King headed into the race in confident mood after that result, but there was to be heartbreak, as he explains “I was already pretty pleased with second. There was still more time to be found, so we knew the speed was certainly there – but to be promoted to pole position was a real psychological boost. With it being so difficult to overtake in Formula Renault, starting from pole is a massive advantage – you can control the race so much more easily.
“I got a good start when the lights went out, and after that, I was able to manage the gap throughout the race. There were a few times when Alex Lynn behind got close enough to perhaps have a think about doing something, but I always felt in control and I actually began to edge away a little bit – without even having to push 100 per cent.
“I was thinking, 'we can really do this', and I was just concentrating on hitting all my braking-points and doing everything right – but then I think Lynn's exhaust broke, which gave him more power and therefore more performance and he was able to get back onto me again.
“On the penultimate lap, he decided to go for a bit of a lunge. Just as I was about to turn in at the end of Bentley Straight, I had a quick glance in my mirror and saw him diving up my inside. He was partly on the grass, so I delayed turning to give him a little bit of room to back out of it, but he didn't and his front wheel hit my back wheel and spun me round.
“I was really surprised that he had tried to pass me into that corner, particularly with such a half-hearted attempt. I was so disappointed that we didn't get the result we should have done. We were the quickest on the track, and we should have won. The only consolation was a new lap record, which was certainly an achievement and at least proved we had the pace and are making real progress.”
Whilst the stewards penalised Lynn for his actions, they could not give back King the result that was cruelly snatched away from him. King had lots of positives to take away from the race though, the 17 year old rookie leading a seasoned veteran throughout, showing no nerves when leading the race.

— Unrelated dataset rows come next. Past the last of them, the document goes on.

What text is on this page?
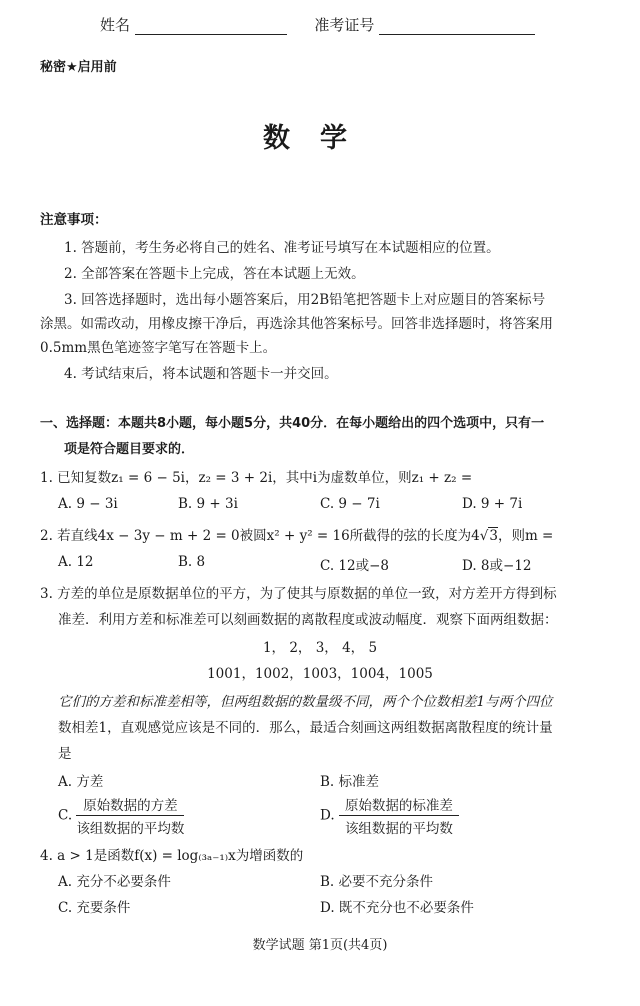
姓名	准考证号
秘密★启用前
数学
注意事项：
1. 答题前，考生务必将自己的姓名、准考证号填写在本试题相应的位置。
2. 全部答案在答题卡上完成，答在本试题上无效。
3. 回答选择题时，选出每小题答案后，用2B铅笔把答题卡上对应题目的答案标号
涂黑。如需改动，用橡皮擦干净后，再选涂其他答案标号。回答非选择题时，将答案用
0.5mm黑色笔迹签字笔写在答题卡上。
4. 考试结束后，将本试题和答题卡一并交回。
一、选择题：本题共8小题，每小题5分，共40分．在每小题给出的四个选项中，只有一
项是符合题目要求的．
1. 已知复数z₁ = 6 − 5i，z₂ = 3 + 2i，其中i为虚数单位，则z₁ + z₂ =
A. 9 − 3i	B. 9 + 3i	C. 9 − 7i	D. 9 + 7i
2. 若直线4x − 3y − m + 2 = 0被圆x² + y² = 16所截得的弦的长度为4√3，则m =
A. 12	B. 8	C. 12或−8	D. 8或−12
3. 方差的单位是原数据单位的平方，为了使其与原数据的单位一致，对方差开方得到标
准差．利用方差和标准差可以刻画数据的离散程度或波动幅度．观察下面两组数据：
1， 2， 3， 4， 5
1001，1002，1003，1004，1005
它们的方差和标准差相等，但两组数据的数量级不同，两个个位数相差1与两个四位
数相差1，直观感觉应该是不同的．那么，最适合刻画这两组数据离散程度的统计量
是
A. 方差	B. 标准差
C. $\frac{\text{原始数据的方差}}{\text{该组数据的平均数}}$	D. $\frac{\text{原始数据的标准差}}{\text{该组数据的平均数}}$
4. a > 1是函数f(x) = log₍₃ₐ₋₁₎x为增函数的
A. 充分不必要条件	B. 必要不充分条件
C. 充要条件	D. 既不充分也不必要条件
数学试题 第1页(共4页)
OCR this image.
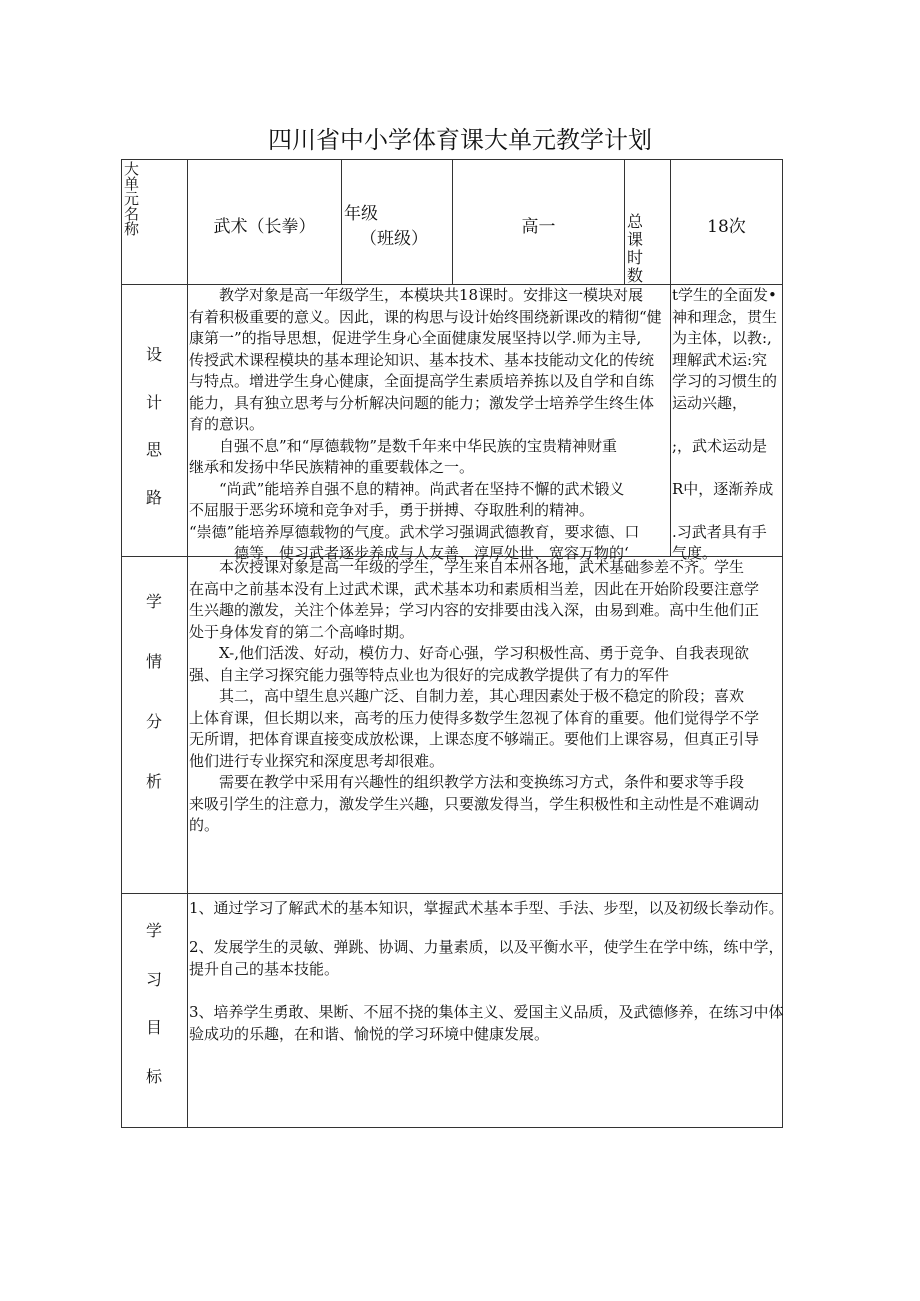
四川省中小学体育课大单元教学计划
大
单
元
名
称	武术（长拳）
年级
（班级）
高一	总
课
时
数
18次
设
计
思
路
　　教学对象是高一年级学生，本模块共18课时。安排这一模块对展
有着积极重要的意义。因此，课的构思与设计始终围绕新课改的精彻“健
康第一”的指导思想，促进学生身心全面健康发展坚持以学.师为主导,
传授武术课程模块的基本理论知识、基本技术、基本技能动文化的传统
与特点。增进学生身心健康，全面提高学生素质培养拣以及自学和自练
能力，具有独立思考与分析解决问题的能力；激发学士培养学生终生体
育的意识。
　　自强不息”和“厚德载物”是数千年来中华民族的宝贵精神财重
继承和发扬中华民族精神的重要载体之一。
　　“尚武”能培养自强不息的精神。尚武者在坚持不懈的武术锻义
不屈服于恶劣环境和竞争对手，勇于拼搏、夺取胜利的精神。
“崇德”能培养厚德载物的气度。武术学习强调武德教育，要求德、口
　　　德等，使习武者逐步养成与人友善、淳厚处世、宽容万物的‘
t学生的全面发•
神和理念，贯生
为主体，以教:,
理解武术运:究
学习的习惯生的
运动兴趣，
;，武术运动是
R中，逐渐养成
.习武者具有手
气度。
学
情
分
析
　　本次授课对象是高一年级的学生，学生来自本州各地，武术基础参差不齐。学生
在高中之前基本没有上过武术课，武术基本功和素质相当差，因此在开始阶段要注意学
生兴趣的激发，关注个体差异；学习内容的安排要由浅入深，由易到难。高中生他们正
处于身体发育的第二个高峰时期。
　　X-,他们活泼、好动，模仿力、好奇心强，学习积极性高、勇于竞争、自我表现欲
强、自主学习探究能力强等特点业也为很好的完成教学提供了有力的军件
　　其二，高中望生息兴趣广泛、自制力差，其心理因素处于极不稳定的阶段；喜欢
上体育课，但长期以来，高考的压力使得多数学生忽视了体育的重要。他们觉得学不学
无所谓，把体育课直接变成放松课，上课态度不够端正。要他们上课容易，但真正引导
他们进行专业探究和深度思考却很难。
　　需要在教学中采用有兴趣性的组织教学方法和变换练习方式，条件和要求等手段
来吸引学生的注意力，激发学生兴趣，只要激发得当，学生积极性和主动性是不难调动
的。
学
习
目
标
1、通过学习了解武术的基本知识，掌握武术基本手型、手法、步型，以及初级长拳动作。
2、发展学生的灵敏、弹跳、协调、力量素质，以及平衡水平，使学生在学中练，练中学，提升自己的基本技能。
3、培养学生勇敢、果断、不屈不挠的集体主义、爱国主义品质，及武德修养，在练习中体验成功的乐趣，在和谐、愉悦的学习环境中健康发展。
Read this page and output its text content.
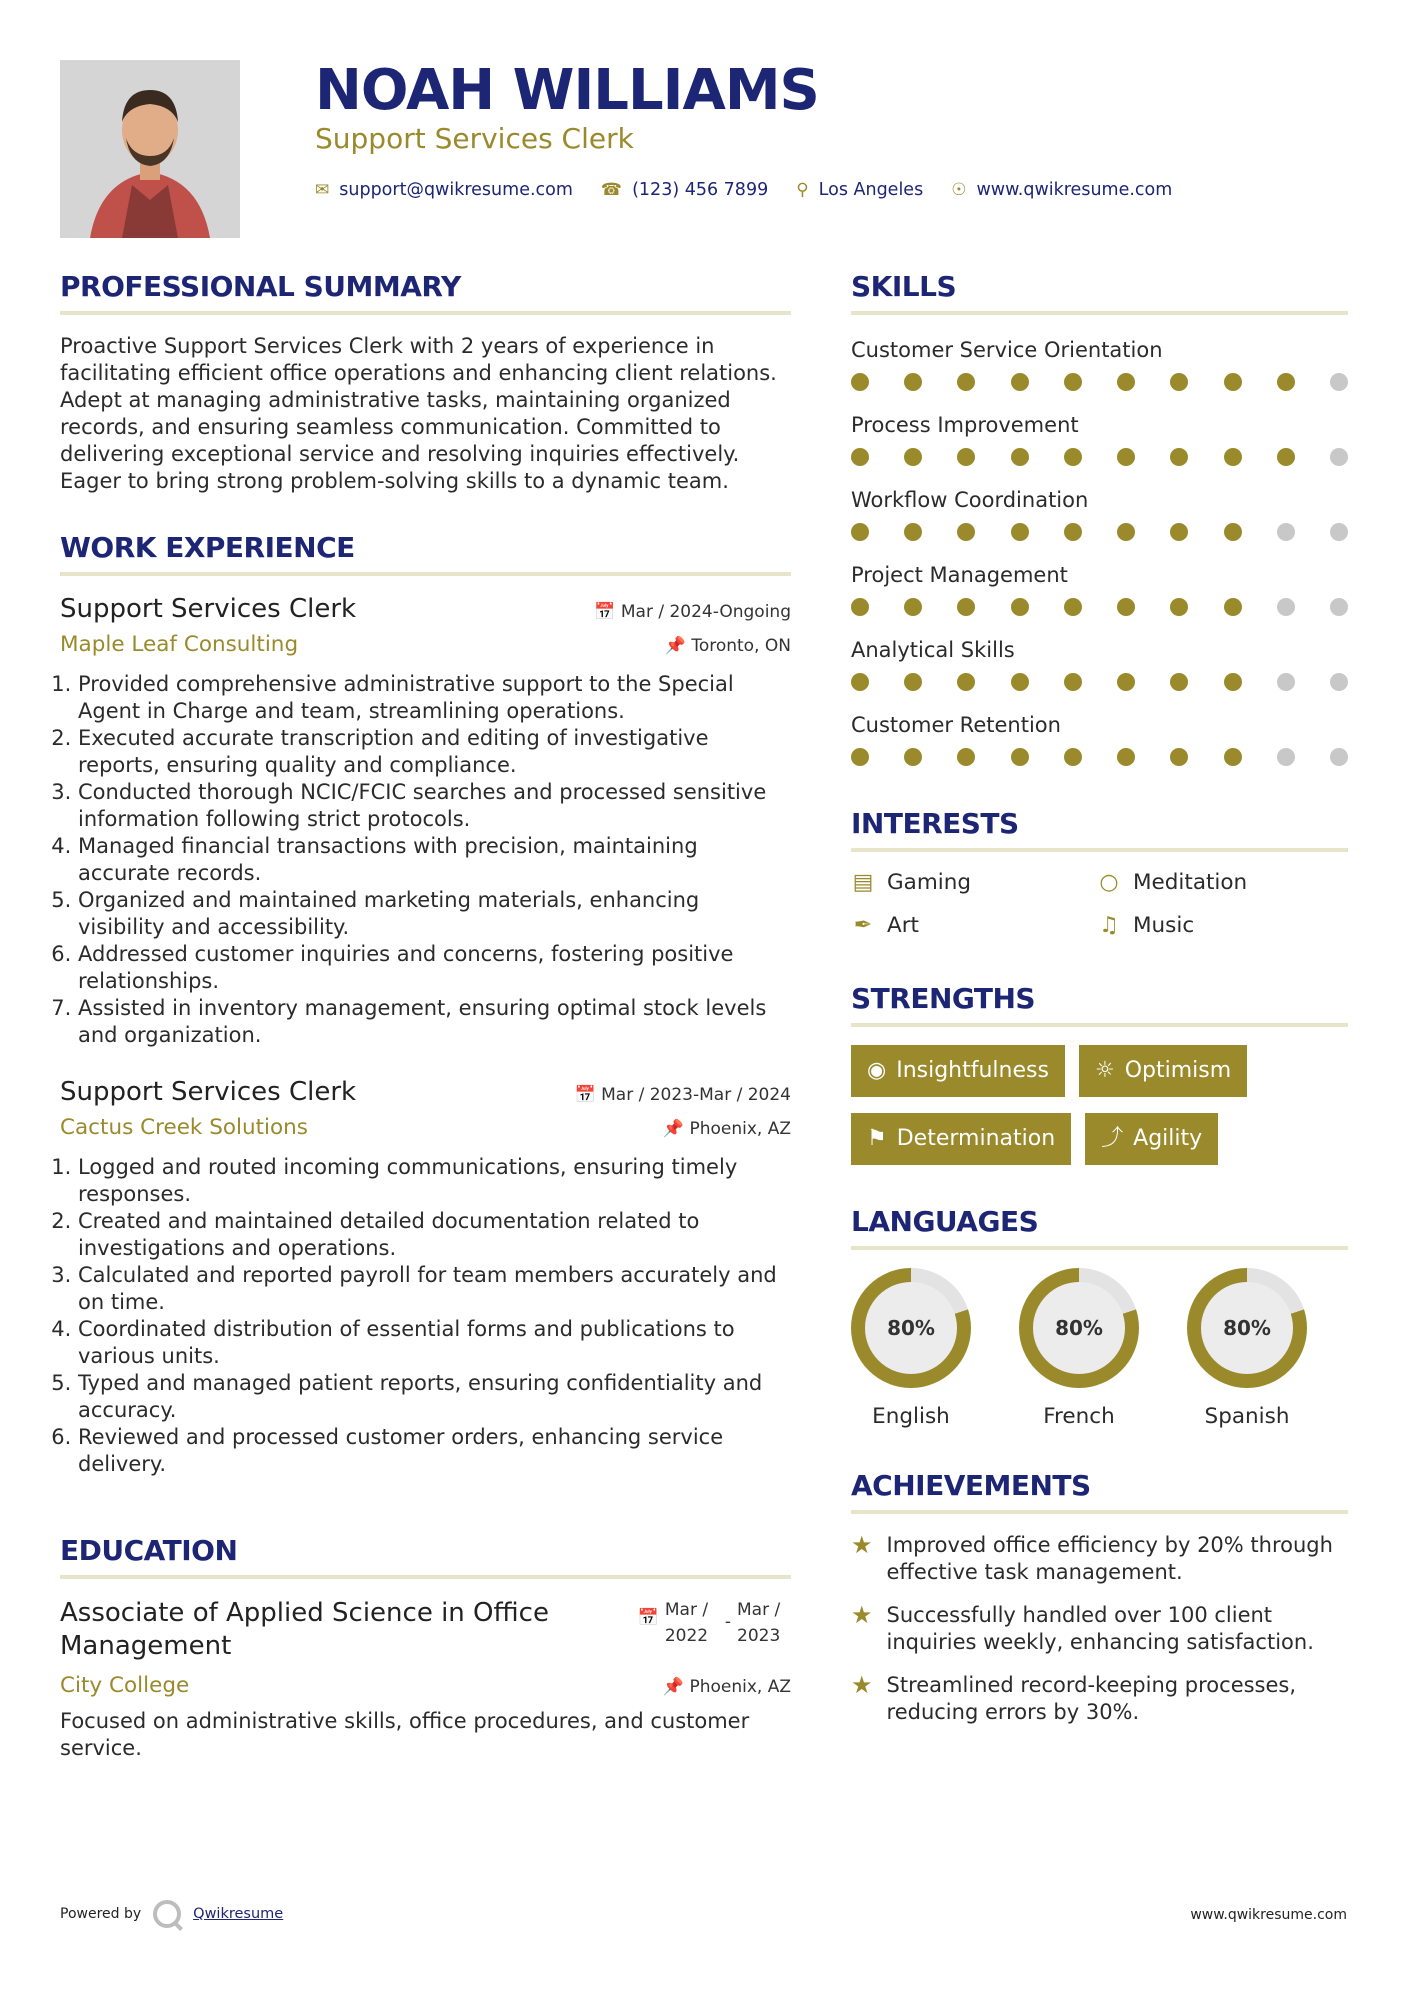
NOAH WILLIAMS
Support Services Clerk
✉ support@qwikresume.com ☎ (123) 456 7899 ⚲ Los Angeles ☉ www.qwikresume.com
PROFESSIONAL SUMMARY

Proactive Support Services Clerk with 2 years of experience in facilitating efficient office operations and enhancing client relations. Adept at managing administrative tasks, maintaining organized records, and ensuring seamless communication. Committed to delivering exceptional service and resolving inquiries effectively. Eager to bring strong problem-solving skills to a dynamic team.

WORK EXPERIENCE
Support Services Clerk	📅 Mar / 2024-Ongoing
Maple Leaf Consulting	📌 Toronto, ON
1. Provided comprehensive administrative support to the Special Agent in Charge and team, streamlining operations.
2. Executed accurate transcription and editing of investigative reports, ensuring quality and compliance.
3. Conducted thorough NCIC/FCIC searches and processed sensitive information following strict protocols.
4. Managed financial transactions with precision, maintaining accurate records.
5. Organized and maintained marketing materials, enhancing visibility and accessibility.
6. Addressed customer inquiries and concerns, fostering positive relationships.
7. Assisted in inventory management, ensuring optimal stock levels and organization.
Support Services Clerk	📅 Mar / 2023-Mar / 2024
Cactus Creek Solutions	📌 Phoenix, AZ
1. Logged and routed incoming communications, ensuring timely responses.
2. Created and maintained detailed documentation related to investigations and operations.
3. Calculated and reported payroll for team members accurately and on time.
4. Coordinated distribution of essential forms and publications to various units.
5. Typed and managed patient reports, ensuring confidentiality and accuracy.
6. Reviewed and processed customer orders, enhancing service delivery.
EDUCATION
Associate of Applied Science in Office Management
📅 Mar /
2022
-
Mar /
2023
City College	📌 Phoenix, AZ

Focused on administrative skills, office procedures, and customer service.

SKILLS
Customer Service Orientation
Process Improvement
Workflow Coordination
Project Management
Analytical Skills
Customer Retention
INTERESTS
▤ Gaming	○ Meditation
✒ Art	♫ Music
STRENGTHS
◉ Insightfulness ☼ Optimism
⚑ Determination ⤴ Agility
LANGUAGES
80%
English
80%
French
80%
Spanish
ACHIEVEMENTS
★ Improved office efficiency by 20% through effective task management.
★ Successfully handled over 100 client inquiries weekly, enhancing satisfaction.
★ Streamlined record-keeping processes, reducing errors by 30%.
Powered by	Qwikresume	www.qwikresume.com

Unfortunately King was unable to make amends in race two, which he started on the third row, as he reflects: “I made a decent start and held position in sixth, but then on lap two, Olly Rowland came up the inside of me from a long way back. He didn't make the corner and went straight on – and he took me with him.
“I lost four places through that, and because I had gone off the track, I had lots of dirt on my tyres, too, so I ended up in a fight and dropped to 12th. I managed to battle my way back through to eighth, but the general driving standards over the weekend were pretty appalling, to be honest – there were some crazy overtaking moves being pulled out there.”
A better fastest lap than the race-winner went on to underline King's pace and while his final points hail did not reflect his pace, he still sits eighth in the championship standings. After running second at Thruxton, picking up his maiden podium at Croft and his performances at Snetterton, King is feeling hugely confident of claiming a much deserved maiden win by the end of the season.